Ethanol made from cellulosic plants

Correct answer:

Ethanol made from cellulosic plants

Explanation:

Ethanol can be made from cellulosic—or woody—plants such as switchgrass, poplars, and willows. Cellulose, or plant tissue, sequesters a huge amount of carbon and contains a great deal more energy per unit than corn. Scientists believe that within the next two decades, research will have figured out how to quickly and efficiently break down plant tissue for fermentation into fuel.

Biodiesel made from corn is environmentally safe to burn; however, it requires a great deal of water and resources to grow and harvest.

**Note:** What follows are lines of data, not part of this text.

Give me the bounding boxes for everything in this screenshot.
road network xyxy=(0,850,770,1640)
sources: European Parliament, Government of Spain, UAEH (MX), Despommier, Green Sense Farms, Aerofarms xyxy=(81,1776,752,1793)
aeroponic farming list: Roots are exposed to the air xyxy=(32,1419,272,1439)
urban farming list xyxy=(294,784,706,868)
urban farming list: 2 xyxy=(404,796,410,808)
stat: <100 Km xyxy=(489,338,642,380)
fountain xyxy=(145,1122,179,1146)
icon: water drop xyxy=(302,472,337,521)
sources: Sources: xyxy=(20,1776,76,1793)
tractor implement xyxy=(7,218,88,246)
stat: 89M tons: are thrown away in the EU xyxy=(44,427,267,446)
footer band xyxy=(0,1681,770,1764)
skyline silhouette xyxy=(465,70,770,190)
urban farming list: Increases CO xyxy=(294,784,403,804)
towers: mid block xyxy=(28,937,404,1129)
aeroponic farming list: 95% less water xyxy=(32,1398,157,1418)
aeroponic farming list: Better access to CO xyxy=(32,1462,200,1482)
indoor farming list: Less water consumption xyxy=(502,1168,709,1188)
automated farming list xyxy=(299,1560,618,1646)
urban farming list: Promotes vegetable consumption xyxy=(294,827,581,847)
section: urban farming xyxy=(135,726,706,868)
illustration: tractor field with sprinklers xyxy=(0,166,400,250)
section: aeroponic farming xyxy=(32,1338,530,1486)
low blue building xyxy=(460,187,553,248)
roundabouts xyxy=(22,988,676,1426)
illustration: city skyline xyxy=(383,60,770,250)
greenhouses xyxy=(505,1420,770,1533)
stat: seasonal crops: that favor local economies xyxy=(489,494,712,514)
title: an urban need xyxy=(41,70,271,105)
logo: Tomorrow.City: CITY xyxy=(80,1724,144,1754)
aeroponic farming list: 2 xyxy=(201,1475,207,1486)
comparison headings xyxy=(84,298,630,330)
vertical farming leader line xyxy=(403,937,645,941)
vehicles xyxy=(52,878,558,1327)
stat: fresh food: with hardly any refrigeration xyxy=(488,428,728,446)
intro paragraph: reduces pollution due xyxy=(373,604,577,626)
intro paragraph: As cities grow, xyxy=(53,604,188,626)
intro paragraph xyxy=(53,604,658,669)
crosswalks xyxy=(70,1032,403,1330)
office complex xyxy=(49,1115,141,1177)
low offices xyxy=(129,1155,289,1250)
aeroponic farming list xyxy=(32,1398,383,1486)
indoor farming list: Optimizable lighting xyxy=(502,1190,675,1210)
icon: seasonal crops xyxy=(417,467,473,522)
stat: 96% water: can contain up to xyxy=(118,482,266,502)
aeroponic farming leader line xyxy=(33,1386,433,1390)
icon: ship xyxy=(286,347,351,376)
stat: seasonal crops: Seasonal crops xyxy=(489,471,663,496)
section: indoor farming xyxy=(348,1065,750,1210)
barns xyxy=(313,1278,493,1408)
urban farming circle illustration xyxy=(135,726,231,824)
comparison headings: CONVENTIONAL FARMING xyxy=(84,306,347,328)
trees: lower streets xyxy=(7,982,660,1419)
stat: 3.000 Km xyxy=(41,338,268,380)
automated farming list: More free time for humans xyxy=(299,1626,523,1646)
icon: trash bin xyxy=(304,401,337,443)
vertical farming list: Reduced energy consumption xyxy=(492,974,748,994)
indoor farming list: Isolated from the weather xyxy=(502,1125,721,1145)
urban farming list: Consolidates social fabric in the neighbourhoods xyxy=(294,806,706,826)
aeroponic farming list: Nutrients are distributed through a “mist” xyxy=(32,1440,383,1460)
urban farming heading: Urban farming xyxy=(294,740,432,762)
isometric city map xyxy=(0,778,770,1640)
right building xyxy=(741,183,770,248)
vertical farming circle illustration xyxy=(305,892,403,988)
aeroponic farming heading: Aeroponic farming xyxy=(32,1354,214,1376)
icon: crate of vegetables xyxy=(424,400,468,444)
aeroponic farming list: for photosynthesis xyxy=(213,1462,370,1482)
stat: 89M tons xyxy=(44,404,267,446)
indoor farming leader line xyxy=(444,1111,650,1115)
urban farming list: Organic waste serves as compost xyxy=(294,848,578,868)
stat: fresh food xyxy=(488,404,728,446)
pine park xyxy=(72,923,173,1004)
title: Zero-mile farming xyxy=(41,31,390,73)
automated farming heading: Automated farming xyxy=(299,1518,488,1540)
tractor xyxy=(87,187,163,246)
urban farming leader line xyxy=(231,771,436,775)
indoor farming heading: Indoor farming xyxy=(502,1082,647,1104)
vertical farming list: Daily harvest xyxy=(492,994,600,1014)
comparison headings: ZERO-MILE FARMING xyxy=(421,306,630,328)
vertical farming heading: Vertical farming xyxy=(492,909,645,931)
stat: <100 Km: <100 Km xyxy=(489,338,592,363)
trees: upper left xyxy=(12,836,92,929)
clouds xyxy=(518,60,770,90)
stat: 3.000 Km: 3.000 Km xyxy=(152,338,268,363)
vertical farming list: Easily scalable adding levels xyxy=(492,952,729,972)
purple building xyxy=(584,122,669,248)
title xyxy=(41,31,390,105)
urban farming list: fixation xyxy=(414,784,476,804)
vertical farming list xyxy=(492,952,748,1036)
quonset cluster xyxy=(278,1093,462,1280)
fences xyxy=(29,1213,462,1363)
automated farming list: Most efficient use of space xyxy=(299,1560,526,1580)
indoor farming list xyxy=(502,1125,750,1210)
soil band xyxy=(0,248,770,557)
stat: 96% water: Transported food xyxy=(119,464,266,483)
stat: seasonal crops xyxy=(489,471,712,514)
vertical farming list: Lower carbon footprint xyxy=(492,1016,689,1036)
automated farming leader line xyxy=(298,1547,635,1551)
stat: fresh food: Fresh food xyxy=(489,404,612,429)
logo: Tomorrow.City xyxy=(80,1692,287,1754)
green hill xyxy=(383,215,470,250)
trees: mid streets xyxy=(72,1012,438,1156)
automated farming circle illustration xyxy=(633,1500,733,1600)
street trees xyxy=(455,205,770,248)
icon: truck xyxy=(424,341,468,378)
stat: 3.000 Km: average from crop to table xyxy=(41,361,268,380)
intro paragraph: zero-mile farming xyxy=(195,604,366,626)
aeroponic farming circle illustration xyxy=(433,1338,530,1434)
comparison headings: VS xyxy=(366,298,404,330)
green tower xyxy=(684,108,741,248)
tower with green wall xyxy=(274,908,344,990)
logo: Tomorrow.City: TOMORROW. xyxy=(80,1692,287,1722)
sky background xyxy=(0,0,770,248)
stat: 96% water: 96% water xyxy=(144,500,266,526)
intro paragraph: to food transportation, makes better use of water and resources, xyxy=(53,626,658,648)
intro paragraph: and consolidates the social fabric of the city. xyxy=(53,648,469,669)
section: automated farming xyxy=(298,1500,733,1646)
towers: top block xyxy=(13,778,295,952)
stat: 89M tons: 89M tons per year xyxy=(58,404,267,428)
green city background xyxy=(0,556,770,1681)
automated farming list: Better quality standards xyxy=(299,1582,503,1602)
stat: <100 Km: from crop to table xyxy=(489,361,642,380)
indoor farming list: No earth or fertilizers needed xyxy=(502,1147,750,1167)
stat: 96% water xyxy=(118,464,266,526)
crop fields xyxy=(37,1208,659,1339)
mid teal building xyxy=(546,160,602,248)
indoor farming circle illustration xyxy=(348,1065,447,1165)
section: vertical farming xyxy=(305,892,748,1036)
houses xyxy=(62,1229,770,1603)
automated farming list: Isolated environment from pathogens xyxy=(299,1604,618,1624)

Agricultural wastes can have a negative impact on air quality due to the pollutants they generate when burned, such as sulfur oxide, nitrogen oxide, and carbon monoxide. 

Example Question #13 : Energy Sources And Production

Which of the following is NOT a drawback of utilizing hydrogen as a fuel source?

Possible Answers:

Hydrogen has a low energy density by weight.

Hydrogen is very challenging and dangerous to transport.

Existing infrastructure for manufacturing and transporting hydrogen is minimal to nonexistent.

The input of energy to produce hydrogen is often greater than the energy of the resulting hydrogen.

Hydrogen has a low energy density by volume.

Correct answer:

Hydrogen has a low energy density by weight.

Explanation:

Hydrogen is very challenging to transport and it requires a large energy investment to produce it. While hydrogen has a low energy density by volume, it actually has a very high energy density by weight. This has to do with the fact that hydrogen, discussed in this context, is a gas.

Example Question #1 : Geothermal Energy

Which of the following is NOT correct about geothermal energy?

Possible Answers:

Geothermal energy can be harnessed in any region of the world and contribute substantially to the power grid.

Fuel consumption of geothermal plants is insignificant when compared to that of coal and natural gas plants.

While sustainable, geothermal plants do emit small quantities of carbon dioxide and some toxic gases, originally trapped in gas pockets deep below the surface.

Iceland has been able to utilize geothermal to meet over twenty-five percent of their energy demand, in large part because of the geothermal activity of the region.

Geothermal has proven cost-effective in remote communities where importing fuel is challenging and expensive.

Correct answer:

Geothermal energy can be harnessed in any region of the world and contribute substantially to the power grid.

Explanation:

Geothermal activity has proven to be a cheap, low-cost and environmentally friendly energy source for communities located in areas with high geothermal activity, particularly where the earth's crust is rather thin (e.g. Iceland); however, this method of harvesting energy is not very economically feasible or possible in areas with little near-surface geothermal activity.

Example Question #21 : Energy Production And Usage

Which of the following most accurately defines "Synfuel"?

Possible Answers:

A liquid fuel processed from a non-petroleum material such as coal or waste plastics.

Fuel synthesized in a laboratory as opposed to refined from crude oil

Synthetic fuel, derived exclusively from non-organic sources as opposed to organic sources (e.g. biodiesel, ethanol, etc.)

A derivative of waste plastics that results in a form of kerosene

A counterfeit fuel produced by illegitimate companies that can prove harmful to industry when mixed with fuel reserves

Correct answer:

A liquid fuel processed from a non-petroleum material such as coal or waste plastics.

Explanation:

Synfuel is derived from waste plastic, coal, natural gas and other non-petroleum sources. It is a liquid fuel and the process of deriving synfuel can produce gasoline, diesel, and kerosene.